[LS] Rozdział drugi

„Miłość jest jak wiatr, a wiatr lubi być złośliwy. Jak ci za gorąco, to cię olewa, ale jak ktoś w pobliżu puści bąka, to od razu na ciebie rusza...”



    Dzień mojej największej porażki, godzina piętnasta trzydzieści. Koniec zajęć. Dzwonek śmierci.
    I kupa śmieci w klasie, pozostawiona przez... cóż, innych śmieci.
–    Dobra, gówniarze, którzy mieli zostać na sprzątaniu, wystąp!- Kagetora stanął przed swoim biurkiem, mierząc wrogim spojrzeniem klasę.
    Ja, Kagami i Kuroko ustawiliśmy się w rzędzie z ponurymi minami – z wyjątkiem Kuroko, która miała wciąż tę samą, beznamiętną minę.
–    Powodzenia, stary.- Momoi klepnął mnie w ramię z uśmiechem na ryju, kiedy mnie mijał.

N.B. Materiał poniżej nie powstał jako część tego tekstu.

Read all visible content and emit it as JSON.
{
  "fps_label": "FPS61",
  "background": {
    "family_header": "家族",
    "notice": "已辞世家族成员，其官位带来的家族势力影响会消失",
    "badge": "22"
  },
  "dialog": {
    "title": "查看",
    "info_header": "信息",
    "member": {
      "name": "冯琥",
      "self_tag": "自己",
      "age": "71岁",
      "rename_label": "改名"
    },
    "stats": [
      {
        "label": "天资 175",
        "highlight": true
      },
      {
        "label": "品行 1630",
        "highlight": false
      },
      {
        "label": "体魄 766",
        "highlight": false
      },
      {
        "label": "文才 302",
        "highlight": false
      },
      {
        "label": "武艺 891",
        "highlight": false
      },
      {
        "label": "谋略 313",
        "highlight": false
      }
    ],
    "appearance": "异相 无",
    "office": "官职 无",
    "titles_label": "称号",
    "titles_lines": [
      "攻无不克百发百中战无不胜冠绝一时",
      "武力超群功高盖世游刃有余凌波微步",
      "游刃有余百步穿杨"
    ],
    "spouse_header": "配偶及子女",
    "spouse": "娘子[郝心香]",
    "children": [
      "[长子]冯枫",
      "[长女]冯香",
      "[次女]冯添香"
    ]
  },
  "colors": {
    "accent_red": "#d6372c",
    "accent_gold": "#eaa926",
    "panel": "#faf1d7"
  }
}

–    Jakie „powodzenia”, a ty dokąd?!- Aida wbił w niego morderczy wzrok.- Przecież zostajesz z nimi!
–    Co?- bąknął Satoshi, spoglądając na mnie, Kagami i Kuroko.- Ale... ale przecież...
–    Ale przecież, ale przecież!- przedrzeźniał go nauczyciel.- Przecież też gadałeś, bucu jeden! Torba na bok i podkasać te rękawy, do roboty!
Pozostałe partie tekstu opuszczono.